What I don’t know yet is that one of the niches of Tim and his successors is to educate young punks, encouraging them to think for themselves, to challenge all forms of authority and to get their fingers out of their ass to launch musical projects – bands, fanzines, labels, venues, etc. For me, who grew up in a family without political culture, where we never talked about anything, and whose childhood friends were mainly interested in skateboarding and the naiads of Baywatch, the shock is enormous. Very quickly, I send a copy of Black Lung, my own fanzine – twelve A4 sheets written in BIC pen – like a message in a bottle, hoping without really believing that MRR will review it.
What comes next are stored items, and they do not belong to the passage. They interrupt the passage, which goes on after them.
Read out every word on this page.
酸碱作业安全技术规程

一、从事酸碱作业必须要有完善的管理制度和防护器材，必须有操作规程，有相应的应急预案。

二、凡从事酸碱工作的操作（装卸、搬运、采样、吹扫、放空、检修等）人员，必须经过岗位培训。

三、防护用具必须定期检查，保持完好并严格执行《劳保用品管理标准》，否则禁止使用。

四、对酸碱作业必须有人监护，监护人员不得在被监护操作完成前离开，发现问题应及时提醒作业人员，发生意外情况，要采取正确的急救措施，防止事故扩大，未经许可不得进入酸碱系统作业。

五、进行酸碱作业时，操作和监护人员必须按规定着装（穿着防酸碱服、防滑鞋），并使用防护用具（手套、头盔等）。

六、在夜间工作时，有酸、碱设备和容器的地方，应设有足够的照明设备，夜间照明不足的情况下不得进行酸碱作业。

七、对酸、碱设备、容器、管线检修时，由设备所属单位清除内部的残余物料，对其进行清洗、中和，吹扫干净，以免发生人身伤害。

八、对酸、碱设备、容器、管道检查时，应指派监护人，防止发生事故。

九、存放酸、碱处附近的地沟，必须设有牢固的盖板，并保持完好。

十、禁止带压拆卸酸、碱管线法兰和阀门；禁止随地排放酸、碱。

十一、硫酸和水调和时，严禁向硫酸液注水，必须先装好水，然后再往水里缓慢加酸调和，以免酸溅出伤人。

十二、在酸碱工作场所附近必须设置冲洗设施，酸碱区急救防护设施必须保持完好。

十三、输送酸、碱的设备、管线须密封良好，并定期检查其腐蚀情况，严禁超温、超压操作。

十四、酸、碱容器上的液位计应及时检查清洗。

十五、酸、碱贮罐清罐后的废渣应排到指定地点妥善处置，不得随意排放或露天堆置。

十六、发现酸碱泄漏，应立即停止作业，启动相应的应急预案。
Two months later, I received a yellow-orange envelope containing the latest issue which, oh joy, oh consecration, recommended my rag printed in 25 copies to French-speaking punks around the world – because MRR was still in its glory days, before the advent of the Internet, when the print run was in the tens of thousands of copies, distributed on press tables from Japan to Finland, from Australia to England, from Poland to France.

This contact led to others and, quite quickly, encouraged by the calls for contributions (“Come on, take matters into your own hands and CONTRIBUTE!”), I submitted an interview with a small hardcore punk band from Bordeaux, which was published shortly after. New shock: I was barely 20 years old, I worked in a factory, I only had a degree in the street, and here I was a journalist for a newspaper that Americans could find at their newsagents, and that punks from all over the world called their “bible”. While continuing to write my fanzines, whose editorial lines owed a lot to MRR, I contributed more and more to them, until I joined the collective and was offered a monthly column, which would first be called “Brain Works Slow” then “So Long, Neurons”. The coordinators who took over from Arwen Curry, Layla Gibbon at the head, also encouraged me to submit drawings to them, which always ended up being published, at a time when no one in France ever asked me for them. Little by little, all this helped to give me confidence in my “artistic practice”, me, the shy self-taught guy from the Parisian suburbs. Or to put it another way and use MRR vocabulary, this group of American women whose faces I didn’t even know largely contributed to my empowerment … Until I decided, in the early 2010s, to go and pay them a little visit in San Francisco.